Enfin, rappelons que le jeune homme, kidnappé le 21 janvier dernier, a été retrouvé le 13 février, nu, bâillonné, menotté, et portant des traces de tortures et de brûlures, agonisant à proximité de la gare de Sainte-Geneviève-des-Bois (Essonne). Selon les informations de presse, Ilan Halimi avait reçu des coups répétés, notamment à l’arme blanche, avant d’être aspergé d’un produit inflammable. Son corps était brûlé à 80%...

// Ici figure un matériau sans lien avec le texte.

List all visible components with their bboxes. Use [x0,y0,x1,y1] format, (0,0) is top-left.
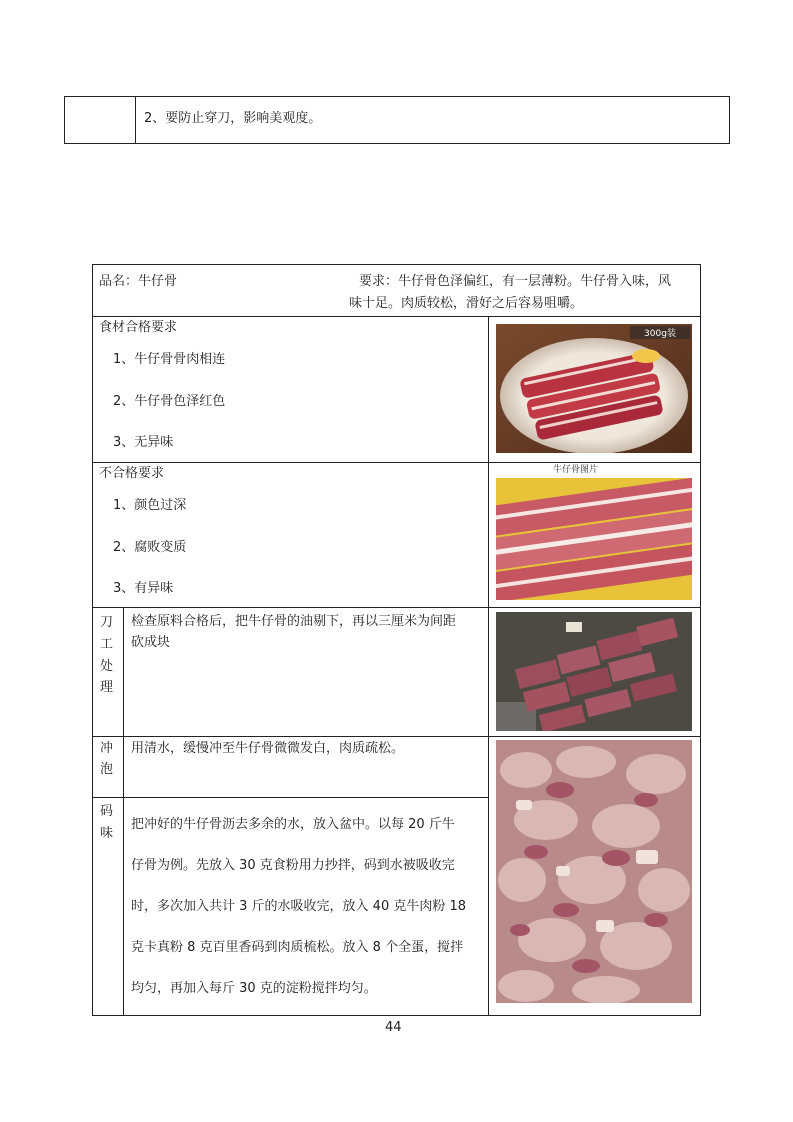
marinate-text-line: 均匀，再加入每斤 30 克的淀粉搅拌均匀。 [131,981,377,996]
marinate-text-line: 克卡真粉 8 克百里香码到肉质梳松。放入 8 个全蛋，搅拌 [131,940,464,955]
beef-ribs-plate-photo [496,324,692,453]
unqualified-item: 2、腐败变质 [113,540,187,555]
top-table-divider [135,96,136,144]
label-column-divider [123,607,124,1016]
marinate-label-char: 码 [100,804,114,819]
requirement-line-2: 味十足。肉质较松，滑好之后容易咀嚼。 [349,296,584,311]
marinate-text-line: 时，多次加入共计 3 斤的水吸收完，放入 40 克牛肉粉 18 [131,899,467,914]
row-divider-header [92,316,701,317]
marinate-text-line: 把冲好的牛仔骨沥去多余的水，放入盆中。以每 20 斤牛 [131,817,455,832]
image-caption-beef-ribs: 牛仔骨图片 [553,465,599,475]
unqualified-item: 1、颜色过深 [113,498,187,513]
top-table-bottom-border [64,143,730,144]
qualified-title: 食材合格要求 [99,320,178,335]
unqualified-item: 3、有异味 [113,581,174,596]
marinate-label-char: 味 [100,826,114,841]
recipe-table-right-border [700,264,701,1016]
rinse-label-char: 冲 [100,741,114,756]
image-column-divider [488,316,489,1016]
unqualified-title: 不合格要求 [99,466,165,481]
qualified-item: 1、牛仔骨骨肉相连 [113,352,226,367]
rinse-text: 用清水，缓慢冲至牛仔骨微微发白，肉质疏松。 [131,741,405,756]
top-table-right-border [729,96,730,144]
knife-label-char: 工 [100,637,114,652]
row-divider-knife [92,736,701,737]
image-caption-300g: 300g装 [644,329,676,339]
chopped-ribs-photo [496,612,692,731]
qualified-item: 3、无异味 [113,435,174,450]
knife-label-char: 刀 [100,615,114,630]
row-divider-rinse [92,797,488,798]
knife-label-char: 理 [100,680,114,695]
top-table-left-border [64,96,65,144]
knife-text-line: 检查原料合格后，把牛仔骨的油剔下，再以三厘米为间距 [131,614,457,629]
top-table-text: 2、要防止穿刀，影响美观度。 [144,111,322,126]
knife-label-char: 处 [100,659,114,674]
requirement-line-1: 要求：牛仔骨色泽偏红，有一层薄粉。牛仔骨入味，风 [359,274,672,289]
marinate-text-line: 仔骨为例。先放入 30 克食粉用力抄拌，码到水被吸收完 [131,858,455,873]
recipe-table-left-border [92,264,93,1016]
knife-text-line: 砍成块 [131,635,171,650]
beef-ribs-strips-photo [496,478,692,600]
recipe-table-top-border [92,264,701,265]
row-divider-qualified [92,462,701,463]
dish-name: 品名：牛仔骨 [99,274,178,289]
marinated-ribs-photo [496,740,692,1003]
qualified-item: 2、牛仔骨色泽红色 [113,394,226,409]
top-table-top-border [64,96,730,97]
page-number: 44 [385,1020,402,1035]
row-divider-unqualified [92,607,701,608]
recipe-table-bottom-border [92,1015,701,1016]
rinse-label-char: 泡 [100,762,114,777]
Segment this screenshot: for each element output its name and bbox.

Peut-on sérieusement penser que le sadisme dont le chef de bande musulman a fait preuve à l’égard de sa victime juive, pendant trois semaines et avec un sang-froid effrayant, ne serait en rien motivé par une haine antisémite ? Pourquoi penser que l’argent serait le mobile principal du "gang des barbares", alors que les kidnappeurs ne connaissaient visiblement pas la situation financière de la famille d’Ilan, et qu’ils n’ont jamais tenté sérieusement de récupérer l’argent qui leur était proposé ?

Les nombreuses questions et informations dérangeantes entourant la tragédie vécue par Ilan Halimi et ses proches appellent des réponses rapides et précises de la part des autorités. La société a besoin de savoir.